На первых акциях протеста пожилые люди мирно маршировали в знак протеста против предлагаемого налога. 19 апреля, на второй день протестов, в толпу были выпущены боевые патроны. Протесты вскоре распространились по нескольким крупным городам, к которым присоединились группы, мотивированные всеми вышеупомянутыми жалобами. 25 апреля студенческими протестующими было основано “Университетское движение 19 апреля”. (В настоящее время правительство квалифицирует эту группу как террористическую организацию). Одетые в бело-голубой флаг Никарагуа, протестующие окружили статую Аугусто К. Сандино, почитаемая историческая фигура, от которой сандинисты получили свое название. Лидеры оппозиции призвали к отставке Ортеги. Среди них была Франциска Рамирес, также известная как “Донья Чика”, лидер крестьянского движения и активистка кампании против проектируемого межокеанского канала. Рядом с ней стояла Бьянка Джаггер, которую многие в Соединенных Штатах помнят как первую жену Мика Джаггера, но которая известна никарагуанцам как уважаемая активистка (и набожная католичка).
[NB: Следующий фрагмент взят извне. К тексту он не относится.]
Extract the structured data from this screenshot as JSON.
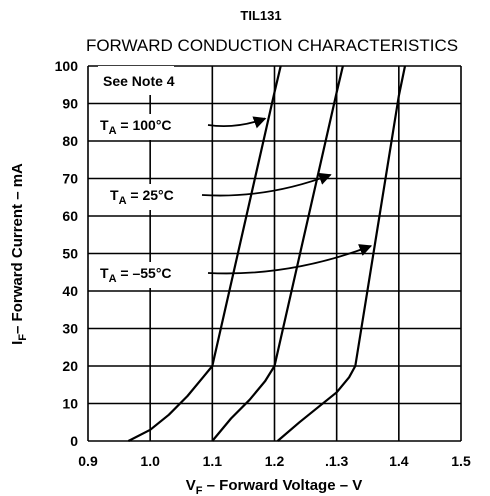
{
  "chart_data": {
    "type": "line",
    "title": "TIL131",
    "subtitle": "FORWARD CONDUCTION CHARACTERISTICS",
    "xlabel": {
      "main": "V",
      "sub": "F",
      "rest": " – Forward Voltage – V"
    },
    "ylabel": {
      "main": "I",
      "sub": "F",
      "rest": "– Forward Current – mA"
    },
    "xlim": [
      0.9,
      1.5
    ],
    "ylim": [
      0,
      100
    ],
    "x_ticks": [
      "0.9",
      "1.0",
      "1.1",
      "1.2",
      ".1.3",
      "1.4",
      "1.5"
    ],
    "y_ticks": [
      "0",
      "10",
      "20",
      "30",
      "40",
      "50",
      "60",
      "70",
      "80",
      "90",
      "100"
    ],
    "grid": true,
    "note": "See Note 4",
    "series": [
      {
        "name": "T_A = 100°C",
        "label": {
          "main": "T",
          "sub": "A",
          "rest": " = 100°C"
        },
        "x": [
          0.965,
          1.0,
          1.03,
          1.06,
          1.085,
          1.1,
          1.2,
          1.21
        ],
        "y": [
          0,
          3,
          7,
          12,
          17,
          20,
          93,
          100
        ]
      },
      {
        "name": "T_A = 25°C",
        "label": {
          "main": "T",
          "sub": "A",
          "rest": " = 25°C"
        },
        "x": [
          1.1,
          1.13,
          1.16,
          1.185,
          1.2,
          1.3,
          1.31
        ],
        "y": [
          0,
          6,
          11,
          16,
          20,
          93,
          100
        ]
      },
      {
        "name": "T_A = –55°C",
        "label": {
          "main": "T",
          "sub": "A",
          "rest": " = –55°C"
        },
        "x": [
          1.205,
          1.24,
          1.27,
          1.3,
          1.32,
          1.33,
          1.4,
          1.41
        ],
        "y": [
          0,
          5,
          9,
          13,
          17,
          20,
          92,
          100
        ]
      }
    ],
    "annotations": [
      {
        "series": 0,
        "arrow_to": [
          1.185,
          86
        ]
      },
      {
        "series": 1,
        "arrow_to": [
          1.29,
          71
        ]
      },
      {
        "series": 2,
        "arrow_to": [
          1.355,
          52
        ]
      }
    ]
  }
}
В течение следующих недель и месяцев многие протестующие были убиты или арестованы. Другие просто исчезли. Правительство начало операцию «Лимпиеза» (операция по очистке) в июле и объявило протесты незаконными в сентябре. Широко сообщалось, что погибло около трехсот человек, но это, возможно, консервативная оценка.
Никарагуанские епископы призвали к институциональным реформам и прекращению насилия. В начале мая кардинал Леопольдо Бренес, архиепископ Манагуа и предстоятель Никарагуанской церкви, представил ряд предварительных условий для урегулирования конфликта. Церковь обратилась к правительству с просьбой разрешить Межамериканской комиссии по правам человека въезд в страну как можно скорее; подавить военизированные формирования, такие как так называемая сандинистская молодежь; прекратить репрессии полиции; и взять на себя обязательства по национальному диалогу с недовольными группами. Однако к концу месяца Бренес отменил переговоры с правительством. Обе стороны не смогли договориться даже о повестке дня переговоров. Протесты и насилие продолжались. В июле около семидесяти протестующих студентов покинули свой университетский городок и искали убежища в церкви Божественного милосердия в Манагуа. Согласно обычаю, церкви являются святилищами, но это не помешало военизированным формированиям окружить эту церковь и забросать ее пулями. Осада длилась пятнадцать часов. Люди внутри провели большую часть этого времени на полу нефа. Отверстия от пуль, пробившие стены и святые образы, не были замазаны; посетители все еще могут их видеть. Священники сохранили их в качестве доказательства.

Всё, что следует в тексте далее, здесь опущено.